Neil Roberts neil at linux.intel.com
Thu Jul 2 06:58:04 PDT 2015

Davin McCall <davmac at davmac.org> writes:

> I actually had thought about this, but technically, you can only use
> unions for type aliasing if you perform all accesses (that are not to
> the 'active' member) through the union. All the list processing code
> that iterates through all the nodes including the tail sentinel would
> *technically* still have an aliasing problem, because it doesn't go
> through the exec_list structure at all (though in practice, I don't
> think it would ever manifest in as an issue in the compiled code).

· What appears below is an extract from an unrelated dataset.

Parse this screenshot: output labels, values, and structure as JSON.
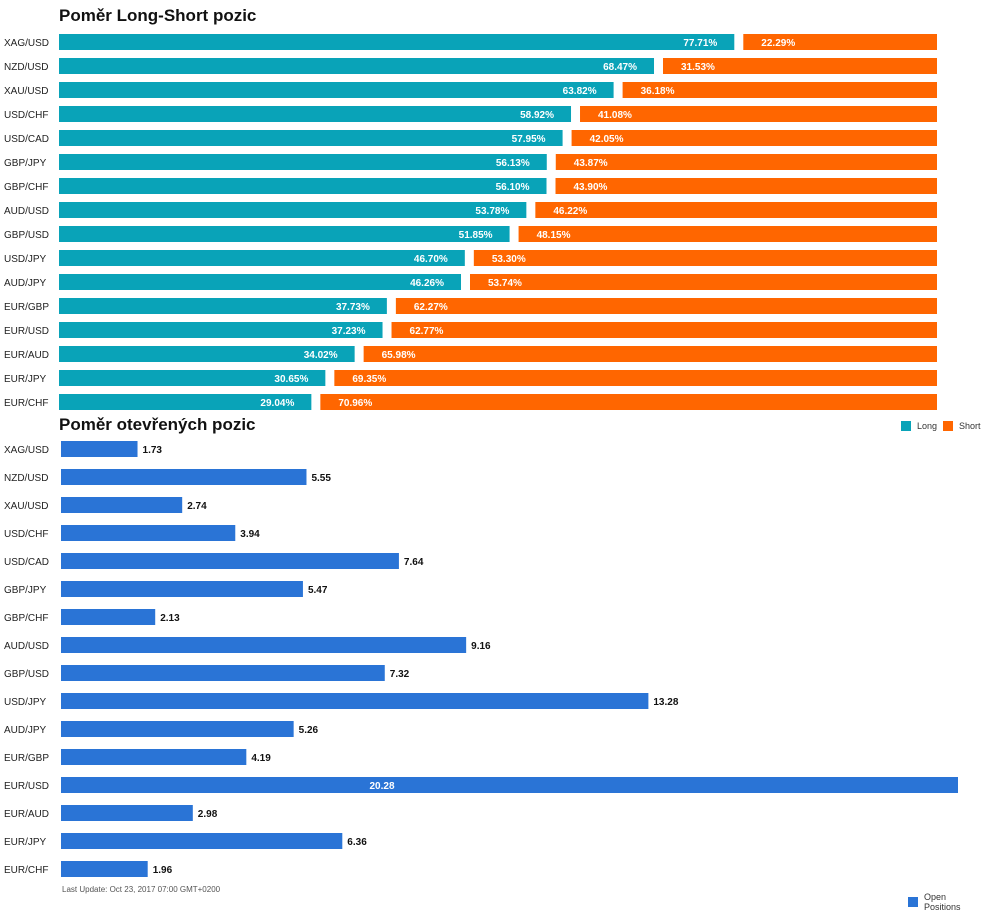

I don't think it matters that the list iterating code doesn't use
exec_list. If something modifies the list pointers through an exec_node
then the compiler will know that that potentially aliases the pointers
in an exec_list because the pointers in exec_list are also wrapped in an
exec_node. With your patch there is no type aliasing at all and the
union modification doesn't alter that.

> Why must all accesses go through the union? Consider the case:
>      int someMethod(float *f, int *i) {
>          *f = 4.0;    // LINE A
>          int a = *i;   // LINE B
>          return a;
>      }
> If I had some union 'u' with { float ff; int ii; } then I could call
> the above method, even if it was in a different module, with:
>      someMethod(&u.ff, &u.ii).
> Now, that would mean that the compiler would not be allowed to
> re-order LINE A and LINE B. But as I said, someMethod might be in a
> different module, where the compiler does not know that 'i' and 'f'
> point to members of the same union. In that case it assumes that 'i'
> and 'f' don't alias. Compare that to:
>      int someMethod(union u *a, union u *b)
>      {
>          u->ff = 4.0;
>          int a = u->ii;
>          return a;
>      }
> In this version, accesses are through the union, and the compiler
> knows that they potentially alias.

I don't think this example is relevant in this case because all of the
relevant members of the union I suggested are the same type (struct
exec_node). There is no type aliasing.

Maybe a hypothetical problem with this sort of use could be if you had a
function like this:

struct exec_node *
some_method(struct exec_node *a,
            struct exec_node *b)
   a->prev = &something;
   b->next = &something_else;
   return a->prev;

If you called this with the head and tail sentinels then the compiler
won't know that a->prev and b->next alias each other so it might return
&something instead of &something_else. However in practice for this use
case the only part that is aliased is a NULL pointer that is never
written to so I don't think it would actually matter.